The lead actresses step to the shadows of the stage, no longer singing while the chorus takes the spotlight. Jubilant chords fill the air, except an odd dissonance slips between the notes. It lingers, swelling in my ears until the song is eerie and distorted. Hollow winds open within my eardrum, sucking the happy tune into an isolated cavern. The french words turn into a wash of noise. My lungs constrict, and I can barely breathe, let alone pay attention to the opera.
Eerie pitches screech and scrape the air. I cover my mouth as tears prick at my eyes. With the chorus still singing, it sounds like the screams of forgotten children, of death and loss and nightmares. Chimes whisper through my ears, brushing through my curls and grazing my neck. I nearly leap from my seat. My fingers grip the edges of my seat as a single beat drums twice.
It beats again, louder. Again, louder. Again, louder!
My skull pounds. The drum beat drills deeper and deeper. Pressure builds in my bones, a threat to fracture into a thousand fragments. I clutch my temples, when discordant chords surge in my ears. A ghostly voice breathes a wailing pitch, sending shivers down my spine.
"Singing loud, singing proud. Singing for an empty crowd."
With tears rolling down my face, I almost miss it. But that phrase was rasped in English.
That's what Ms. Endlewood told me to write down.
I fumble for the button on my right earpiece. The moment I press it, any semblance of happy chords evaporates to the dark, twisting music. Chilling, clashing melodies carve their way in my eardrum, punctuated by the chimes tolling at odd pitches.

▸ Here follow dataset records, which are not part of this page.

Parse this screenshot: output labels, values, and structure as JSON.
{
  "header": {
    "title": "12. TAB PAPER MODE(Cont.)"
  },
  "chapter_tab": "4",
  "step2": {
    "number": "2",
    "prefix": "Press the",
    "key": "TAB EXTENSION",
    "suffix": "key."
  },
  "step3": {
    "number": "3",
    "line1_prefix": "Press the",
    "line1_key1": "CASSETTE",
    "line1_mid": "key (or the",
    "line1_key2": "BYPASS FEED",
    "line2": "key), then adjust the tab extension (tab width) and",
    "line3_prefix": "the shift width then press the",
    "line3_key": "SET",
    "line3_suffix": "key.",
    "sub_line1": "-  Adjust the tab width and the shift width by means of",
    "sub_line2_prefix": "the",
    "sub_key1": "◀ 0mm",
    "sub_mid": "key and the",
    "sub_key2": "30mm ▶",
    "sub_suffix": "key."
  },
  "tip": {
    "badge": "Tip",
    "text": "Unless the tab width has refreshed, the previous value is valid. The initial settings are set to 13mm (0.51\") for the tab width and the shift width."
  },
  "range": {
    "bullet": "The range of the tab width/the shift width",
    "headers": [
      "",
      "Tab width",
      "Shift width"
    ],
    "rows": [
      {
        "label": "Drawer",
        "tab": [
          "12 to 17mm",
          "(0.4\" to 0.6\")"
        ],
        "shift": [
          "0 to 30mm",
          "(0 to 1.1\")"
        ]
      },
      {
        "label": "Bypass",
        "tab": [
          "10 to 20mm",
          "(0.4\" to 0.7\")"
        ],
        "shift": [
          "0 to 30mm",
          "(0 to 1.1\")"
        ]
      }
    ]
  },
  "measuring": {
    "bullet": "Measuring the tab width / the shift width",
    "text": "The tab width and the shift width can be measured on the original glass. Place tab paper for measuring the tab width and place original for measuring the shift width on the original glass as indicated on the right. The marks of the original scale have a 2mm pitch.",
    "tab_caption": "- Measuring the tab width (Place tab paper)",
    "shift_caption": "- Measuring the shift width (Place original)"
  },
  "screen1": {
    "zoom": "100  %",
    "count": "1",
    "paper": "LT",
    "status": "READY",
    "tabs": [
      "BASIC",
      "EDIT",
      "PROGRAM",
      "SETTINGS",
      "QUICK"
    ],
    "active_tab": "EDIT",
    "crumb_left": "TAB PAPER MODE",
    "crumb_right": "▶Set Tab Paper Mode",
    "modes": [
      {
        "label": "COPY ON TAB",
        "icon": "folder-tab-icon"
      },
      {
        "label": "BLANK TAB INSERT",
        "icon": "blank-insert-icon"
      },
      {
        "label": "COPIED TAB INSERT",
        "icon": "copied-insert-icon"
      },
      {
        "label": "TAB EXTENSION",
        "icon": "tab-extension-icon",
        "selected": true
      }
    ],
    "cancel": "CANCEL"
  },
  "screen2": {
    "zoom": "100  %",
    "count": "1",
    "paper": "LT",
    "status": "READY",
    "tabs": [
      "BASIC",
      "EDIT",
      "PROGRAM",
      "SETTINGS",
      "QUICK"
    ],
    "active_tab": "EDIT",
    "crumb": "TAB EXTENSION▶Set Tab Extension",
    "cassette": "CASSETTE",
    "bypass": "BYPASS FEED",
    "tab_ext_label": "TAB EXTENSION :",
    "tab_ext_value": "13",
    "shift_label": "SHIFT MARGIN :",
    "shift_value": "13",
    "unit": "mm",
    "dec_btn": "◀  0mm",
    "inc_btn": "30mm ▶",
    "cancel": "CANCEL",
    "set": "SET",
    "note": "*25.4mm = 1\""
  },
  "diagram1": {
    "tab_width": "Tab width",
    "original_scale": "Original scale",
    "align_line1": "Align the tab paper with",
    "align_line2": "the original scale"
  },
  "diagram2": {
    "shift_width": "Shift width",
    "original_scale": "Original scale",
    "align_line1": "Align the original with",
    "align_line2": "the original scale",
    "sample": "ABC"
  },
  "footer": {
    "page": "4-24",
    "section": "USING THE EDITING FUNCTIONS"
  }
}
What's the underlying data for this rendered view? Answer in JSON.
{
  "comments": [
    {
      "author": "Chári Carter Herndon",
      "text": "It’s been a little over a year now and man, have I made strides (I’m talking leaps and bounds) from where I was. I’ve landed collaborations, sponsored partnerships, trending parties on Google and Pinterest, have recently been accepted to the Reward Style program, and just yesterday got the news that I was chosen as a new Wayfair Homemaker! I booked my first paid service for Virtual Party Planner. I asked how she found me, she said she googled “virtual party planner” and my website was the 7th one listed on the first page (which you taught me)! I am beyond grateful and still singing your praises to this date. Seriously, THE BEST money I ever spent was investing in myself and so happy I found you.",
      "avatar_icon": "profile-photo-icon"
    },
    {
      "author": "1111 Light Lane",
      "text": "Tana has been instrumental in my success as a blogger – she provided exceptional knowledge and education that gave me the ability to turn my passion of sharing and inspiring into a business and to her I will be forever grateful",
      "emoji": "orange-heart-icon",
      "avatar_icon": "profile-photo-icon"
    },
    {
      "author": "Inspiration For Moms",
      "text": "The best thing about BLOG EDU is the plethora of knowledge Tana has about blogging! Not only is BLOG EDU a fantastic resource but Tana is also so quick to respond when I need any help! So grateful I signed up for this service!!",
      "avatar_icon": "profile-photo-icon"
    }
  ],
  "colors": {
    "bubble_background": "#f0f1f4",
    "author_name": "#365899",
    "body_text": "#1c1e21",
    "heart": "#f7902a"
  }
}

"Listen up, I only sing once. Time is five-five, the object is one shiny piece. Opt for daytime at the Sorrel Gardens."
I need to write this down. Hands shaking, I pull out my phone just as the woman begins a hypnotic chant of random numbers. My thumbs fly across the screen, barely processing what she's saying.
Her voice screeches. I cringe in my seat, covering my head with my hands. What is this? What kind of sick person created this?
A few more notes slide into a final, clashing refrain. Slowly, the dissonant notes die away from my ears, though a creepy, hollow sound remains several beats longer.
Soon, it all fades to a single, ringing tone.
I sit there, too frightened to move. The performers are sashaying off the stage, and when I glance to my left, I notice Saige is clapping. I still can only hear that piercing dial tone.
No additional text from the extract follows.